The Challenge & Opportunity
Parliament should reconsider its way of conducting business in the House. It smacks of hypocrisy for a House of 275 honorable members who debate on prioritizing science and technology over the arts, to peruse printed parliamentary documents (Votes and Proceedings and Order Papers) during proceedings.
This is an avoidable expense as Parliament has installed electronic devices to facilitate proceedings in the House.
Procedural reforms are also critical to facilitating parliamentary effectiveness. The Speaker of Parliament, Professor Mike Aaron Oquaye has served as an MP and a Second Deputy Speaker in the fifth Parliament of Ghana (2009-2012). In an earlier article, Odekro expressed the view that his parliamentary experience and rulings on issues of procedure and substance as Second Deputy Speaker would be indicative of his performance as Speaker. We were not far from right.
Professor Oquaye, among others, plans to revise the current standing orders and also capture rulings of past Speakers to serve the purposes of guidance and precedence. Over the years, MPs have requested various leadership of parliament to create a separation between members absent on their personal business and those absent on Parliamentary business. This is yet to be done as MPs are still marked “absent” and “absent without permission”. Successful closure to the revision of the standing orders of the House will be a significant milestone for him.
Breathing life into article 97 of the Constitution is also important as several MPs in past Parliaments have repeatedly breached the provision. Article 97 (1) (c) states that “a member of Parliament shall vacate his (or her) seat in Parliament if he (or she) is absent, without the permission in writing of the Speaker and he (or she) is unable to offer a reasonable explanation to the Parliamentary Committee on Privileges from fifteen sittings of a meeting of Parliament during any period that Parliament has been summoned to meet and continues to meet.”
Leadership is a demanding call and those who have subjected themselves to public leadership, should rise to the occasion and be prepared for public scrutiny.
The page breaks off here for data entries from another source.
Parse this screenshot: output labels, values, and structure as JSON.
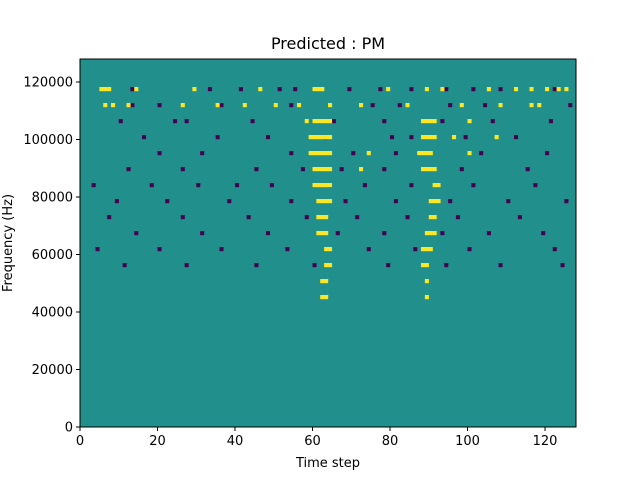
{
  "chart_data": {
    "type": "heatmap",
    "title": "Predicted : PM",
    "xlabel": "Time step",
    "ylabel": "Frequency (Hz)",
    "xlim": [
      0,
      128
    ],
    "ylim": [
      0,
      128000
    ],
    "xticks": [
      0,
      20,
      40,
      60,
      80,
      100,
      120
    ],
    "yticks": [
      0,
      20000,
      40000,
      60000,
      80000,
      100000,
      120000
    ],
    "grid": false,
    "legend": "none",
    "colormap": "viridis",
    "value_levels": {
      "low": {
        "value": 0,
        "color": "#440154"
      },
      "mid": {
        "value": 0.5,
        "color": "#21908d"
      },
      "high": {
        "value": 1,
        "color": "#fde725"
      }
    },
    "background_value": 0.5,
    "high_cells": [
      [
        5,
        84
      ],
      [
        6,
        84
      ],
      [
        7,
        84
      ],
      [
        14,
        84
      ],
      [
        29,
        84
      ],
      [
        46,
        84
      ],
      [
        60,
        84
      ],
      [
        61,
        84
      ],
      [
        62,
        84
      ],
      [
        79,
        84
      ],
      [
        89,
        84
      ],
      [
        93,
        84
      ],
      [
        105,
        84
      ],
      [
        112,
        84
      ],
      [
        116,
        84
      ],
      [
        120,
        84
      ],
      [
        123,
        84
      ],
      [
        125,
        84
      ],
      [
        6,
        80
      ],
      [
        8,
        80
      ],
      [
        12,
        80
      ],
      [
        26,
        80
      ],
      [
        35,
        80
      ],
      [
        42,
        80
      ],
      [
        50,
        80
      ],
      [
        56,
        80
      ],
      [
        64,
        80
      ],
      [
        72,
        80
      ],
      [
        84,
        80
      ],
      [
        98,
        80
      ],
      [
        108,
        80
      ],
      [
        116,
        80
      ],
      [
        118,
        80
      ],
      [
        58,
        76
      ],
      [
        60,
        76
      ],
      [
        61,
        76
      ],
      [
        62,
        76
      ],
      [
        63,
        76
      ],
      [
        64,
        76
      ],
      [
        88,
        76
      ],
      [
        89,
        76
      ],
      [
        90,
        76
      ],
      [
        91,
        76
      ],
      [
        100,
        76
      ],
      [
        59,
        72
      ],
      [
        60,
        72
      ],
      [
        61,
        72
      ],
      [
        62,
        72
      ],
      [
        63,
        72
      ],
      [
        64,
        72
      ],
      [
        88,
        72
      ],
      [
        89,
        72
      ],
      [
        90,
        72
      ],
      [
        91,
        72
      ],
      [
        96,
        72
      ],
      [
        107,
        72
      ],
      [
        59,
        68
      ],
      [
        60,
        68
      ],
      [
        61,
        68
      ],
      [
        62,
        68
      ],
      [
        63,
        68
      ],
      [
        64,
        68
      ],
      [
        74,
        68
      ],
      [
        87,
        68
      ],
      [
        88,
        68
      ],
      [
        89,
        68
      ],
      [
        90,
        68
      ],
      [
        100,
        68
      ],
      [
        60,
        64
      ],
      [
        61,
        64
      ],
      [
        62,
        64
      ],
      [
        63,
        64
      ],
      [
        64,
        64
      ],
      [
        72,
        64
      ],
      [
        88,
        64
      ],
      [
        89,
        64
      ],
      [
        90,
        64
      ],
      [
        91,
        64
      ],
      [
        60,
        60
      ],
      [
        61,
        60
      ],
      [
        62,
        60
      ],
      [
        63,
        60
      ],
      [
        64,
        60
      ],
      [
        91,
        60
      ],
      [
        92,
        60
      ],
      [
        61,
        56
      ],
      [
        62,
        56
      ],
      [
        63,
        56
      ],
      [
        64,
        56
      ],
      [
        90,
        56
      ],
      [
        91,
        56
      ],
      [
        92,
        56
      ],
      [
        61,
        52
      ],
      [
        62,
        52
      ],
      [
        63,
        52
      ],
      [
        90,
        52
      ],
      [
        91,
        52
      ],
      [
        61,
        48
      ],
      [
        62,
        48
      ],
      [
        63,
        48
      ],
      [
        89,
        48
      ],
      [
        90,
        48
      ],
      [
        91,
        48
      ],
      [
        63,
        44
      ],
      [
        64,
        44
      ],
      [
        88,
        44
      ],
      [
        89,
        44
      ],
      [
        90,
        44
      ],
      [
        63,
        40
      ],
      [
        64,
        40
      ],
      [
        88,
        40
      ],
      [
        89,
        40
      ],
      [
        62,
        36
      ],
      [
        63,
        36
      ],
      [
        89,
        36
      ],
      [
        62,
        32
      ],
      [
        63,
        32
      ],
      [
        89,
        32
      ]
    ],
    "low_cells": [
      [
        13,
        84
      ],
      [
        33,
        84
      ],
      [
        41,
        84
      ],
      [
        51,
        84
      ],
      [
        55,
        84
      ],
      [
        69,
        84
      ],
      [
        77,
        84
      ],
      [
        85,
        84
      ],
      [
        94,
        84
      ],
      [
        101,
        84
      ],
      [
        108,
        84
      ],
      [
        122,
        84
      ],
      [
        13,
        80
      ],
      [
        20,
        80
      ],
      [
        36,
        80
      ],
      [
        54,
        80
      ],
      [
        75,
        80
      ],
      [
        82,
        80
      ],
      [
        95,
        80
      ],
      [
        104,
        80
      ],
      [
        126,
        80
      ],
      [
        10,
        76
      ],
      [
        24,
        76
      ],
      [
        27,
        76
      ],
      [
        44,
        76
      ],
      [
        65,
        76
      ],
      [
        78,
        76
      ],
      [
        93,
        76
      ],
      [
        106,
        76
      ],
      [
        121,
        76
      ],
      [
        16,
        72
      ],
      [
        35,
        72
      ],
      [
        48,
        72
      ],
      [
        63,
        72
      ],
      [
        80,
        72
      ],
      [
        85,
        72
      ],
      [
        99,
        72
      ],
      [
        112,
        72
      ],
      [
        20,
        68
      ],
      [
        31,
        68
      ],
      [
        54,
        68
      ],
      [
        70,
        68
      ],
      [
        81,
        68
      ],
      [
        103,
        68
      ],
      [
        120,
        68
      ],
      [
        12,
        64
      ],
      [
        26,
        64
      ],
      [
        45,
        64
      ],
      [
        57,
        64
      ],
      [
        67,
        64
      ],
      [
        78,
        64
      ],
      [
        98,
        64
      ],
      [
        115,
        64
      ],
      [
        3,
        60
      ],
      [
        18,
        60
      ],
      [
        30,
        60
      ],
      [
        40,
        60
      ],
      [
        49,
        60
      ],
      [
        64,
        60
      ],
      [
        73,
        60
      ],
      [
        85,
        60
      ],
      [
        101,
        60
      ],
      [
        117,
        60
      ],
      [
        9,
        56
      ],
      [
        22,
        56
      ],
      [
        38,
        56
      ],
      [
        54,
        56
      ],
      [
        68,
        56
      ],
      [
        81,
        56
      ],
      [
        95,
        56
      ],
      [
        110,
        56
      ],
      [
        125,
        56
      ],
      [
        7,
        52
      ],
      [
        26,
        52
      ],
      [
        43,
        52
      ],
      [
        58,
        52
      ],
      [
        71,
        52
      ],
      [
        84,
        52
      ],
      [
        97,
        52
      ],
      [
        113,
        52
      ],
      [
        14,
        48
      ],
      [
        31,
        48
      ],
      [
        48,
        48
      ],
      [
        66,
        48
      ],
      [
        78,
        48
      ],
      [
        93,
        48
      ],
      [
        105,
        48
      ],
      [
        119,
        48
      ],
      [
        4,
        44
      ],
      [
        20,
        44
      ],
      [
        36,
        44
      ],
      [
        53,
        44
      ],
      [
        74,
        44
      ],
      [
        86,
        44
      ],
      [
        100,
        44
      ],
      [
        122,
        44
      ],
      [
        11,
        40
      ],
      [
        27,
        40
      ],
      [
        45,
        40
      ],
      [
        60,
        40
      ],
      [
        79,
        40
      ],
      [
        94,
        40
      ],
      [
        108,
        40
      ],
      [
        124,
        40
      ]
    ]
  }
}
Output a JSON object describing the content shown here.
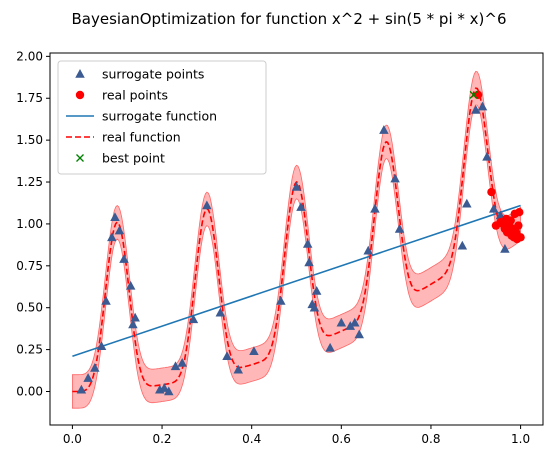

In the last Parliament, altogether, 123 MPs scored below average in the performance of their legislative duties. In attendance, 140 MPs were on average absent from Parliament about 130 times of 398 sittings.
About 200 MPs contributed an average of 31 statements on the floor of Parliament relative to a norm-referenced score of 4,188. Some MPs never uttered a word on the floor of Parliament throughout this period. To the seven silent MPs who managed to retain their seats, they have a golden opportunity to improve their performance.
To the 131 (NPP-89; NDC-42) new MPs who were inaugurated into the Parliament on January 6, they have the benefit of precedence to do better. Indeed some replaced very experienced, astute MPs and have big shoes to fill. The others recused from this burden will still have to rise to the occasion and make their presence felt in Parliament.